Pour ceux, parmi ses détracteurs, qui auraient à reprocher à Pitfalls d'être le produit d'un seul homme, et à Leprous en général, d'être devenu peu remuant, la performance de ce soir constituera une très éloquent réponse. Car, et je l'ai encore plus observé ce soir que lors de mes primes et effervescentes expériences live avec le combo, les musiciens emplissent l'espace avec une prestance et une élégance qu'il convient de souligner d'un trait bien net, et avec une égale implication qui inspire l'admiration. Quant à l'énergie, que oui, elle transpire le moindre pore ! Ainsi, chaque composition se déploie sous nos yeux et se fraye dans nos oreilles émues selon un équilibre parfait. Et l'alchimie opère dès les premiers instants et ce jusqu'à la toute dernière occurrence en en set simplement superbe, d'une qualité et d'une précision tout à fait remarquables.

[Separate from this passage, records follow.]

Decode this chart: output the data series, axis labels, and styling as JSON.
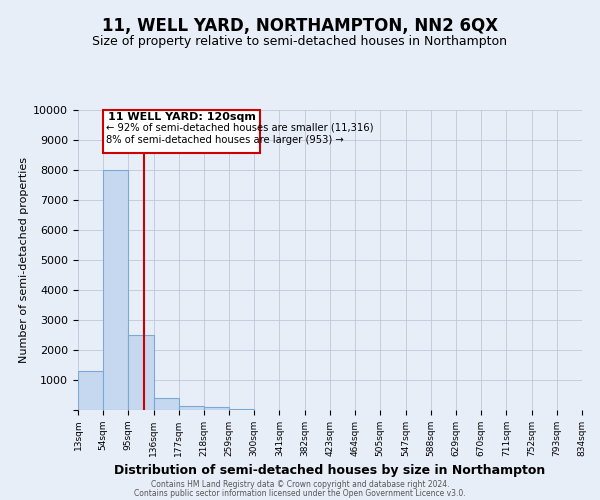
{
  "title": "11, WELL YARD, NORTHAMPTON, NN2 6QX",
  "subtitle": "Size of property relative to semi-detached houses in Northampton",
  "xlabel": "Distribution of semi-detached houses by size in Northampton",
  "ylabel": "Number of semi-detached properties",
  "bin_edges": [
    13,
    54,
    95,
    136,
    177,
    218,
    259,
    300,
    341,
    382,
    423,
    464,
    505,
    547,
    588,
    629,
    670,
    711,
    752,
    793,
    834
  ],
  "bar_heights": [
    1300,
    8000,
    2500,
    400,
    150,
    100,
    50,
    0,
    0,
    0,
    0,
    0,
    0,
    0,
    0,
    0,
    0,
    0,
    0,
    0
  ],
  "bar_color": "#c5d8f0",
  "bar_edgecolor": "#7aaad4",
  "property_line_x": 120,
  "property_line_color": "#cc0000",
  "ylim": [
    0,
    10000
  ],
  "yticks": [
    0,
    1000,
    2000,
    3000,
    4000,
    5000,
    6000,
    7000,
    8000,
    9000,
    10000
  ],
  "annotation_title": "11 WELL YARD: 120sqm",
  "annotation_line1": "← 92% of semi-detached houses are smaller (11,316)",
  "annotation_line2": "8% of semi-detached houses are larger (953) →",
  "annotation_box_color": "#cc0000",
  "footer_line1": "Contains HM Land Registry data © Crown copyright and database right 2024.",
  "footer_line2": "Contains public sector information licensed under the Open Government Licence v3.0.",
  "background_color": "#e8eef8",
  "grid_color": "#c0c8d8",
  "title_fontsize": 12,
  "subtitle_fontsize": 9,
  "xlabel_fontsize": 9,
  "ylabel_fontsize": 8
}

Pitfalls, qui sur album, se découvre comme très contemplatif, s'offre en live comme une expérience d'une densité et d'une sensibilité à fleur de peau tout à fait délicieuse et puissante. Et Leprous aura su le présenter ce soir d'une très judicieuse manière, suivant son fil rouge certes, mais le ponctuant cependant de ces judicieuses ruptures sus-mentionnées, posées très à propos pour régaler chacun et garder vivace l'attention d'un public avide aux attentes chamarrées. Conquérant, Leprous pourra donc se targuer de captiver les esprits avec bonheur. Chaque titre nous est ce soir délivré dans toute sa sublime essence. Que ce soit l'introductif "Bellow" ou le final "The Sky is Red", d'évidence – les évidences font ici mouche – le paradoxal "I Lose Hope", tout à la fois rond et chaud, aussi bien que tourmentant, l'hypnotique "Observe the Train", le délicat "Alleviate"... on retrouve le charme de chacune des pistes telles qu'écoutées sur album, avec cette touche subtile et insaisissable du live, ce plus indéfinissable qui propulse chaque note plus loin et plus fort. D'une mélancolie explosive, toute faite d'instants de grâce et d'échanges chaleureux avec le public, de couleurs et de concentration extrême. Et que dire alors de ces deux instants simplement fantastiques que constituent l'interprétation d'"Angel", reprise ô combien magnifiée de Massive Attack, et celle de "Distant Bells", joyaux de grâce et de passion délicatement entremêlées ? Que dire, sinon, que l'instant est simplement beau, tant pour nos oreilles et nos sens, que pour nos yeux, régalés de superbes jeux de lumières (comment ne pas souligner ces effets exquis qui ont accompagné le titre final ?) et qu'une fois encore, les lignes couchées à l'encre numérique ne rendent que peu justice à la musique.


Ce soir, le plaisir fut grand et je salue les artistes qui, dans leur grande inspiration, nous ont offert ce précieux moment.